Jamón helvético: jambon cru neuchâtelois aux racines espagnoles

Ce qui se voulait au départ un remède au mal du pays est désormais une entreprise florissante, dont les produits se sont frayé un chemin jusque dans la cuisine étoilée romande: non loin de Neuchâtel, les frères Tomas et Eleuterio Alcala produisent un jambon cru d’exception, dans le respect de la tradition artisanale.

«Quand notre père est arrivé en Suisse dans les années 60, le jambon cru espagnol lui manquait et il a décidé de faire lui-même son jamón», explique Tomas Alcala. Lorsque les parents retraités sont repartis à Alicante en 1995, les deux frères ont perpétué la tradition familiale, d’abord pour eux, puis pour les amis et connaissances et, très vite, pour les restaurateurs et épiceries fines de la région. Et quand leur production domestique n’a plus suffi, les deux frères ont quitté leur emploi respectif et ont recherché un site de production – «une maison avec une cave et un grenier où sécher nos jambons». Ils l’ont trouvé à Vaumarcus, un village de trois cents âmes au sud-ouest de Neuchâtel.

Les trois petits cochons

Le jambon cru des Alcala provient de trois races de porcs: le Pata Blanca est issu du grand porc blanc. Le Pata Negra doit son nom aux onglons noirs des porcs laineux et ibériques. «Si nous sélectionnons les grands porcs blancs auprès de grandes boucheries, nous élevons les porcs laineux avec des petits producteurs suisses.» Nos porcs ibériques proviennent d’une réserve naturelle au Portugal. «Nous connaissons ainsi l’histoire de chaque jambon et savons chez quel éleveur un cochon a grandi.»

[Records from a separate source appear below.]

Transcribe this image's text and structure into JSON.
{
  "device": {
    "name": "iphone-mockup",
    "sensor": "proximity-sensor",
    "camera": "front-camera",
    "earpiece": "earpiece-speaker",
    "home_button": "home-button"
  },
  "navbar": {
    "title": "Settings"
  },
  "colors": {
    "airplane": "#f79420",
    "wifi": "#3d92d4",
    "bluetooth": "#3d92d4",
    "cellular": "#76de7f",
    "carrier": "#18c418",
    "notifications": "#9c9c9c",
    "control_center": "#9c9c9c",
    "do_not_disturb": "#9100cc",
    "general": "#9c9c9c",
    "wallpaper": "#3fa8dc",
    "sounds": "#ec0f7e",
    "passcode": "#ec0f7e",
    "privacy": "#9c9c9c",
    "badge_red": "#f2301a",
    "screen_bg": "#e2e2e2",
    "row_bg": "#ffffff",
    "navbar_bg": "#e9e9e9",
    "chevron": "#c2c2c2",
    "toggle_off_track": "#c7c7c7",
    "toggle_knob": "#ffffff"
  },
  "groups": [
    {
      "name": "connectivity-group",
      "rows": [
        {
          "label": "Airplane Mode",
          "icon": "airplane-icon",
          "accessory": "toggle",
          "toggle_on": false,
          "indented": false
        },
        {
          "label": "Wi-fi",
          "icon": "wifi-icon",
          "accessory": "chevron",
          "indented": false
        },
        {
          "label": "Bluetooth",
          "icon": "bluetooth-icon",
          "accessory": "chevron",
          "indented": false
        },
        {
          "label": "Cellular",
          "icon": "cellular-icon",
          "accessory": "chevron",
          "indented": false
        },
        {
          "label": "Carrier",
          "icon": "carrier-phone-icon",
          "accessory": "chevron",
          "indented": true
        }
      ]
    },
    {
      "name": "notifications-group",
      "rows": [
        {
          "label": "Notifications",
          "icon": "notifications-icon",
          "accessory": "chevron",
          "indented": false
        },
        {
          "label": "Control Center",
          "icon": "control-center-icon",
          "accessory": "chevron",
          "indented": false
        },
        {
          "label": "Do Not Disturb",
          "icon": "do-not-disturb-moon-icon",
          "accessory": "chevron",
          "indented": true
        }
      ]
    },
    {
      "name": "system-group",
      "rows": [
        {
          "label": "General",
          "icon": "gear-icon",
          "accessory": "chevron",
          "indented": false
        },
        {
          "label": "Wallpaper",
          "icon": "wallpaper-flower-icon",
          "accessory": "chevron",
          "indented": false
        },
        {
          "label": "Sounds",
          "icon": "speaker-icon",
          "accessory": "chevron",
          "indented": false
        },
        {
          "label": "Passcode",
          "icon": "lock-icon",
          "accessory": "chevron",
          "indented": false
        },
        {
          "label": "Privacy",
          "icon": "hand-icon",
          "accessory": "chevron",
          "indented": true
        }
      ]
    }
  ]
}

Au début, les frères Alcala élevaient eux-mêmes près de 50 bêtes. Dans leur quête de la nourriture optimale pour le jambon parfait, ils ont même collaboré avec la clinique vétérinaire de Berne: «Il faut des protéines, qui peuvent être apportées par des pois, par exemple, mais aussi des sels minéraux, des fibres et environ 70% de céréales. Outre l’orge, il faut prévoir des sources d’acides gras insaturés, comme le lin et le colza.»

Il faut du temps pour faire un bon jambon

Il s’écoule beaucoup de temps avant que les frères Alcala puissent vendre un jambon. La maturation dure un à quatre ans pour un Pata Blanca et un an et demi à cinq ans pour un Pata Negra. «Nous pourrions probablement conserver ces derniers plus longtemps encore, mais nous ne disposons pas de suffisamment de données empiriques», explique Tomas Alcala. «Cette tradition artisanale a presque disparu, même en Espagne.» Une fois les jambons salés, ils sèchent tout l’été dans le grenier de la vieille bâtisse. Cette phase est délicate, car les bactéries et les germes peuvent encore contaminer la viande. Une fois secs, les jambons sont affinés pendant quelques années à la cave, sous des conditions très naturels. Différentes flores naturellement présentes au sous-sol participent à la maturation et rehaussent leur goût. «Nous inspectons les jambons chaque semaine et les lavons régulièrement. Cela nous permet de réguler la flore – le jambon peut respirer et ne développe pas de faux goût comme le rance.»

Tomas Alcala recourt à tous ses sens pour vérifier si un jambon est prêt. Il palpe la couche de graisse (si elle est uniformément dure, le jambon est presque à maturité), hume les odeurs, examine la couleur de la graisse et de la viande, un peu à la manière d’un viticulteur ou d’un producteur de whisky. Et aucun produit n’est commercialisé tant que le maestro n’est pas satisfait. Les prix vont de CHF 80.– le kilo pour un jambon cru «ordinaire» à CHF 300.– pour un Pata Negra de cinq ans d’âge. Mais le prix n’est pas un problème pour ceux qui savent combien un jambon cru Alcala requiert de travail et moins encore pour ceux qui y ont goûté.